Government will borrow $1.488billion in the 2025–2026 fiscal year to finance its operations and meet maturing debt obligations, according to the Annual Borrowing Plan released by the Ministry of Finance, Strategic Planning, National Development and Statistics.
The plan stated that the total amount “comprises of the funding necessary to cover the estimated net deficit of $886million and estimated debt redemptions of $602million to refinance maturing government debt” including “$361.3million in domestic debt and $240.7million in external loans”.
A mixed financing strategy will be pursued.
“A total of $559.3million is expected to be raised from external sources while the remaining $928.7million from domestic sources,” the plan outlines.
“Government may increase its overseas borrowing limit simultaneously reducing its domestic limit and vice versa.”
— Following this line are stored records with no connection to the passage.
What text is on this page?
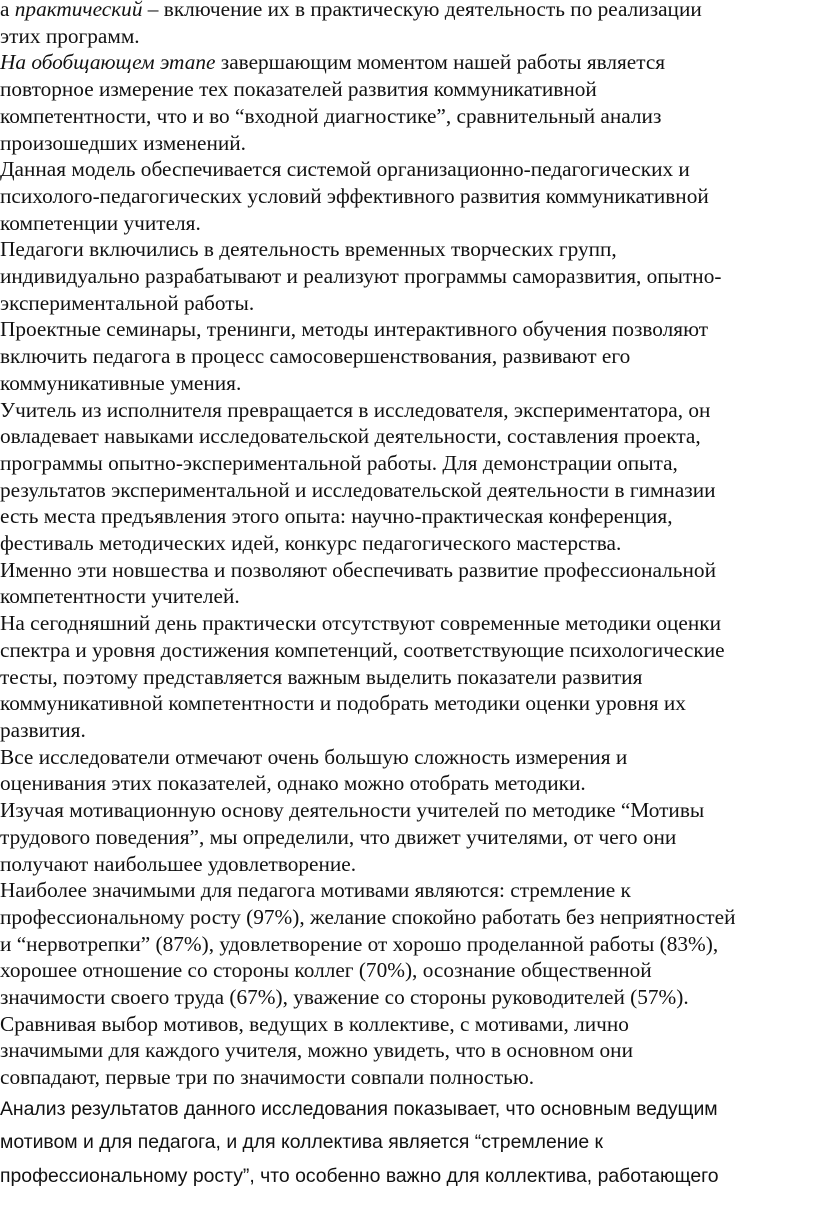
а практический – включение их в практическую деятельность по реализации

этих программ.

На обобщающем этапе завершающим моментом нашей работы является

повторное измерение тех показателей развития коммуникативной

компетентности, что и во “входной диагностике”, сравнительный анализ

произошедших изменений.

Данная модель обеспечивается системой организационно-педагогических и

психолого-педагогических условий эффективного развития коммуникативной

компетенции учителя.

Педагоги включились в деятельность временных творческих групп,

индивидуально разрабатывают и реализуют программы саморазвития, опытно-

экспериментальной работы.

Проектные семинары, тренинги, методы интерактивного обучения позволяют

включить педагога в процесс самосовершенствования, развивают его

коммуникативные умения.

Учитель из исполнителя превращается в исследователя, экспериментатора, он

овладевает навыками исследовательской деятельности, составления проекта,

программы опытно-экспериментальной работы. Для демонстрации опыта,

результатов экспериментальной и исследовательской деятельности в гимназии

есть места предъявления этого опыта: научно-практическая конференция,

фестиваль методических идей, конкурс педагогического мастерства.

Именно эти новшества и позволяют обеспечивать развитие профессиональной

компетентности учителей.

На сегодняшний день практически отсутствуют современные методики оценки

спектра и уровня достижения компетенций, соответствующие психологические

тесты, поэтому представляется важным выделить показатели развития

коммуникативной компетентности и подобрать методики оценки уровня их

развития.

Все исследователи отмечают очень большую сложность измерения и

оценивания этих показателей, однако можно отобрать методики.

Изучая мотивационную основу деятельности учителей по методике “Мотивы

трудового поведения”, мы определили, что движет учителями, от чего они

получают наибольшее удовлетворение.

Наиболее значимыми для педагога мотивами являются: стремление к

профессиональному росту (97%), желание спокойно работать без неприятностей

и “нервотрепки” (87%), удовлетворение от хорошо проделанной работы (83%),

хорошее отношение со стороны коллег (70%), осознание общественной

значимости своего труда (67%), уважение со стороны руководителей (57%).

Сравнивая выбор мотивов, ведущих в коллективе, с мотивами, лично

значимыми для каждого учителя, можно увидеть, что в основном они

совпадают, первые три по значимости совпали полностью.

Анализ результатов данного исследования показывает, что основным ведущим

мотивом и для педагога, и для коллектива является “стремление к

профессиональному росту”, что особенно важно для коллектива, работающего
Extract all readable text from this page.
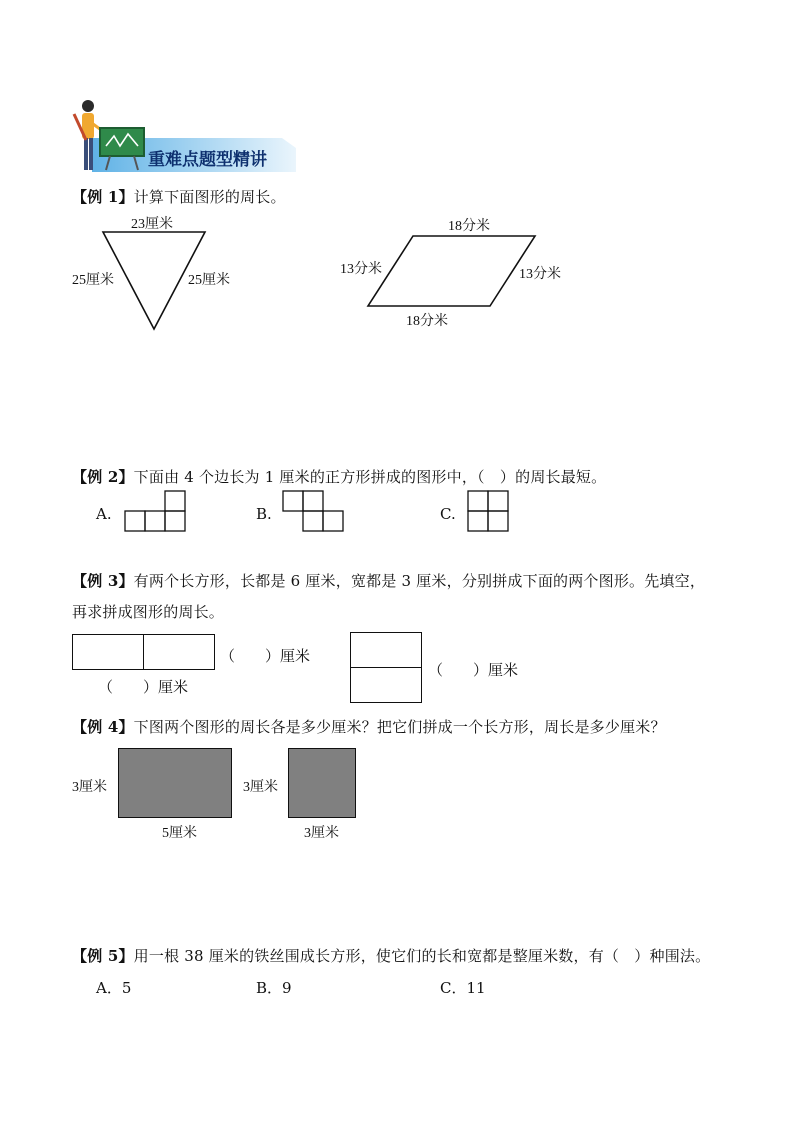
重难点题型精讲
【例 1】计算下面图形的周长。
23厘米
25厘米	25厘米
18分米
13分米	13分米
18分米
【例 2】下面由 4 个边长为 1 厘米的正方形拼成的图形中，（　）的周长最短。
A.	B.	C.
【例 3】有两个长方形，长都是 6 厘米，宽都是 3 厘米，分别拼成下面的两个图形。先填空，
再求拼成图形的周长。
（　　）厘米
（　　）厘米
（　　）厘米
【例 4】下图两个图形的周长各是多少厘米？把它们拼成一个长方形，周长是多少厘米？
3厘米
5厘米
3厘米
3厘米
【例 5】用一根 38 厘米的铁丝围成长方形，使它们的长和宽都是整厘米数，有（　）种围法。
A．5	B．9	C．11
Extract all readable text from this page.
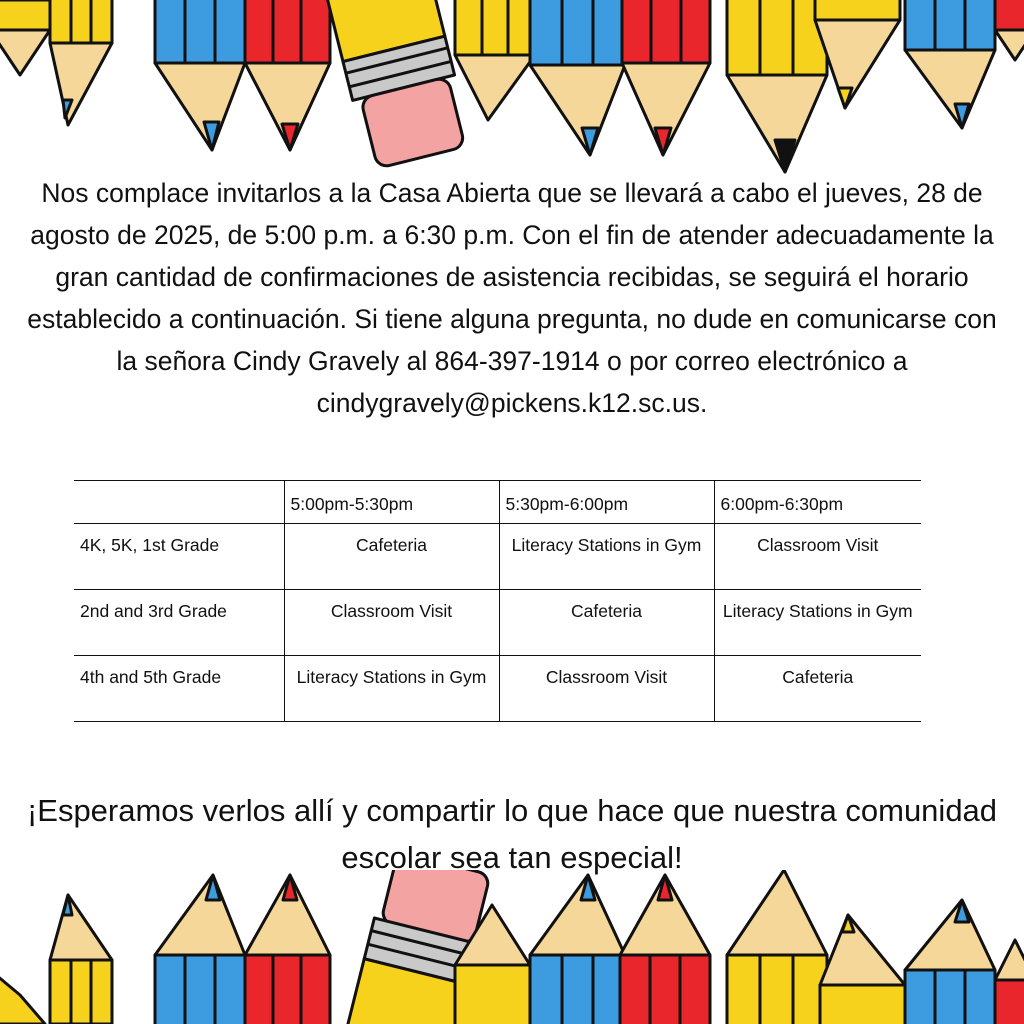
Nos complace invitarlos a la Casa Abierta que se llevará a cabo el jueves, 28 de agosto de 2025, de 5:00 p.m. a 6:30 p.m. Con el fin de atender adecuadamente la gran cantidad de confirmaciones de asistencia recibidas, se seguirá el horario establecido a continuación. Si tiene alguna pregunta, no dude en comunicarse con la señora Cindy Gravely al 864-397-1914 o por correo electrónico a cindygravely@pickens.k12.sc.us.

	5:00pm-5:30pm	5:30pm-6:00pm	6:00pm-6:30pm
4K, 5K, 1st Grade	Cafeteria	Literacy Stations in Gym	Classroom Visit
2nd and 3rd Grade	Classroom Visit	Cafeteria	Literacy Stations in Gym
4th and 5th Grade	Literacy Stations in Gym	Classroom Visit	Cafeteria

¡Esperamos verlos allí y compartir lo que hace que nuestra comunidad escolar sea tan especial!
On the domestic front, the $928.7million limit will be raised mainly through “the issuance of Fiji Infrastructure Bonds (FIB) and Viti Bonds” with thematic bonds issued if required.
Treasury Bills will also be used “to roll over the existing stock as part of its development objective to build the market yield curve and to finance temporary shortfalls.”
For external debt, the Government expects “new external financing at $388.7million exclusively sourced from multilateral financiers,” along with access to “an emergency stand-by facility for disaster recovery and rehabilitation, of around $78.9million from Japan International Cooperation Agency (JICA) and around $1.8million from European Investment Bank (EIB) through reimbursements.”
The 2025–2026 budget, which underpins the borrowing plan, was passed by Parliament on July 17, 2025.